WELLINGTON (Reuters) - Some New Zealand forest owners are suspending replanting of trees and re-thinking investments as the country’s third-largest export earner finds itself in the sights of maverick politician Winston Peters’ protectionist agenda.
The election king-maker last week said he would prioritise a restructure of the forest industry in closely-watched coalition talks with major parties after last month’s inconclusive election result.
The plan includes a possible quota system which would force growers to favour local mills over a higher-paying export market. Exports of forest products totalled around NZ$4.75 billion (£2.5 billion) in 2015, with China the top destination.
That has put the Pacific nation’s lucrative forestry sector at the heart of concerns that New Zealand First in power will spell greater government intervention in New Zealand’s small, outward facing economy.
“Every time the government has done something like that we get what you call a hole in the supply of timber and we’re going into a hole now, an undersupply,” said Joe Carr, the owner of a privately-held logging business managing 500 hectares of forest in the far north of the country.
Carr is holding off replanting 60 hectares of his land due to the possible restrictions and said on average growers were paid a third less to sell logs locally than to export them. He said his son was re-thinking whether his family should stick to forestry after 44 years in the business.
New Zealand’s plantation forests, like much of the country’s industry, were opened up to private investment in the early 1990s after sweeping economic reforms the previous decade. Peters’ comments signal a stark change from New Zealand’s role as a global test-bed for free market reforms since the 1980s.
The New Zealand First Party is also pushing for significant curbs on migration, restrictions on foreign ownership of land and favours more central bank intervention in the foreign exchange market.

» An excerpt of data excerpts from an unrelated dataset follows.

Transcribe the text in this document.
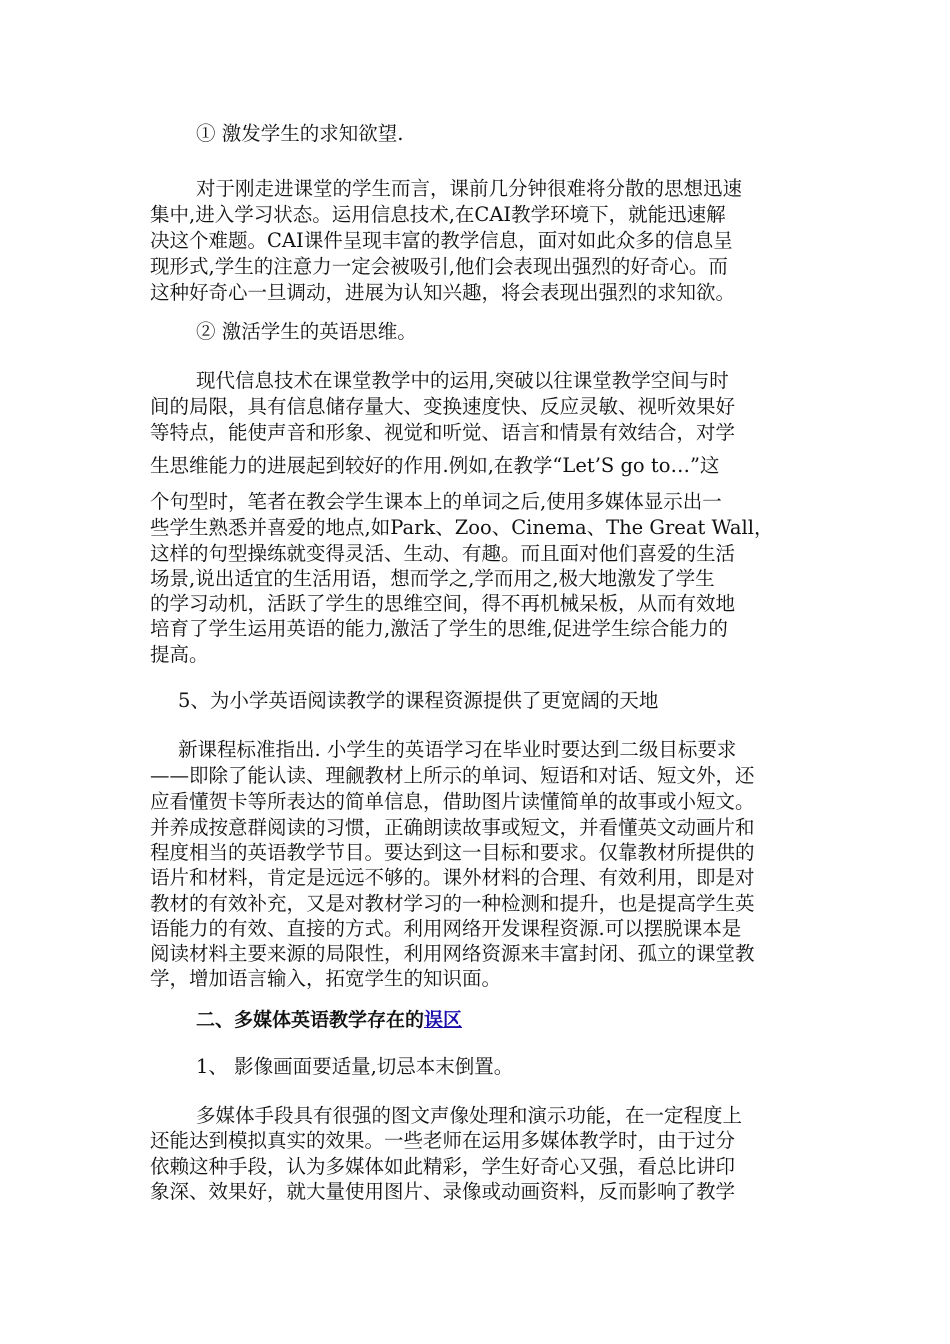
① 激发学生的求知欲望.
对于刚走进课堂的学生而言，课前几分钟很难将分散的思想迅速
集中,进入学习状态。运用信息技术,在CAI教学环境下，就能迅速解
决这个难题。CAI课件呈现丰富的教学信息，面对如此众多的信息呈
现形式,学生的注意力一定会被吸引,他们会表现出强烈的好奇心。而
这种好奇心一旦调动，进展为认知兴趣，将会表现出强烈的求知欲。
② 激活学生的英语思维。
现代信息技术在课堂教学中的运用,突破以往课堂教学空间与时
间的局限，具有信息储存量大、变换速度快、反应灵敏、视听效果好
等特点，能使声音和形象、视觉和听觉、语言和情景有效结合，对学
生思维能力的进展起到较好的作用.例如,在教学“Let’S go to…”这
个句型时，笔者在教会学生课本上的单词之后,使用多媒体显示出一
些学生熟悉并喜爱的地点,如Park、Zoo、Cinema、The Great Wall，
这样的句型操练就变得灵活、生动、有趣。而且面对他们喜爱的生活
场景,说出适宜的生活用语，想而学之,学而用之,极大地激发了学生
的学习动机，活跃了学生的思维空间，得不再机械呆板，从而有效地
培育了学生运用英语的能力,激活了学生的思维,促进学生综合能力的
提高。
5、为小学英语阅读教学的课程资源提供了更宽阔的天地
新课程标准指出. 小学生的英语学习在毕业时要达到二级目标要求
——即除了能认读、理觎教材上所示的单词、短语和对话、短文外，还
应看懂贺卡等所表达的简单信息，借助图片读懂简单的故事或小短文。
并养成按意群阅读的习惯，正确朗读故事或短文，并看懂英文动画片和
程度相当的英语教学节目。要达到这一目标和要求。仅靠教材所提供的
语片和材料，肯定是远远不够的。课外材料的合理、有效利用，即是对
教材的有效补充，又是对教材学习的一种检测和提升，也是提高学生英
语能力的有效、直接的方式。利用网络开发课程资源.可以摆脱课本是
阅读材料主要来源的局限性，利用网络资源来丰富封闭、孤立的课堂教
学，增加语言输入，拓宽学生的知识面。
二、多媒体英语教学存在的误区
1、 影像画面要适量,切忌本末倒置。
多媒体手段具有很强的图文声像处理和演示功能，在一定程度上
还能达到模拟真实的效果。一些老师在运用多媒体教学时，由于过分
依赖这种手段，认为多媒体如此精彩，学生好奇心又强，看总比讲印
象深、效果好，就大量使用图片、录像或动画资料，反而影响了教学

Peters, a consummate pragmatist, is considered unlikely to insist on his more radical ideas. He has served in governments with both the Labour and National parties in the past without major economic overhaul.
But the 72-year old is also looking to cement his legacy in what is likely to be his last major hold on power after 40 years in politics.

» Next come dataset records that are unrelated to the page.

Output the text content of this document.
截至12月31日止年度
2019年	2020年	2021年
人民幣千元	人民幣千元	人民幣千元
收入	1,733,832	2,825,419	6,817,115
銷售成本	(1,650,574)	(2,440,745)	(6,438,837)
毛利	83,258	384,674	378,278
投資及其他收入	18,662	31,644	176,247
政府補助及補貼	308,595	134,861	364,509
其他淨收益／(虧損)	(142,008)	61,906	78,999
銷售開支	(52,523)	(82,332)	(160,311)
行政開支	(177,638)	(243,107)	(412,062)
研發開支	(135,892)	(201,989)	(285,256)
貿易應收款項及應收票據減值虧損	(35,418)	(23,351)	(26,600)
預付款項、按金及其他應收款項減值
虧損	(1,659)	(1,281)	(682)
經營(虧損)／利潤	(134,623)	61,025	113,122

“Definitely, if he negotiates hard on some of these things, we could see a more interventionist approach than we have in the past,” said Catherine Beard, head of industry association Business NZ.
The idea is a quota-system would force more logs to be sold and processed locally, adding value to the NZ$270 billion economy.
The industry could process around 20 percent more than the current 8 million cubic metres each year with more reliable supply, said Kevin Hing, deputy director of the New Zealand Timber Industry Federation, which represents sawmillers.
“We recognise that log export is an option for many forest owners, but we don’t want that to be at the expense of domestic processing,” Hing said.
Forestry owners say big companies already favour local processors and the proposals would have a disproportionate impact on small forest growers.
They worry the prospect of curbed earnings would lead growers to hold off planting, reducing the supply of logs.
“The unintended consequence of that, which I don’t think Winston Peters has thought through, is that you actually devalue that asset and you chase investors away,” said Peter Clark, CEO of forestry service firm PF Olsen Limited.
He said such quotas would knock hundreds of millions of New Zealand dollars off timber assets. New Zealand’s privately-owned forests, mostly pinus radiata that grow much faster than in their native California, are worth NZ$25-NZ$30 billion.
Peters has also said foreign ownership restrictions would be a large part of this week’s negotiations talks.
He called the high concentration of foreign ownership “crazy” in an August speech on his plans for the forestry sector. Just over half of the country’s forests are owned by offshore companies, according to the New Zealand Institute of Forestry.
“NZ First, in government, will seriously tighten up the ability of foreigners to buy our land,” Peters said August.
All of this is making some overseas investors nervous.
“They’re saying if it gets much harder they think that their head office offshore will start looking at New Zealand ... and say: ‘Do we, long term, want to continue investing in here or do we slowly start withdrawing?’,” said Warwick Searle, the head of agribusiness at investment consultant CBRE.
An official for state-owned China Forestry Group, which owns about 22,000 hectares of New Zealand forest, said overseas ownership was already carefully regulated by the country’s authorities and quotas would also make it harder to operate.
“We hope that New Zealand remains open for business,” Steve Walker, the firm’s local chief operating officer, in an email.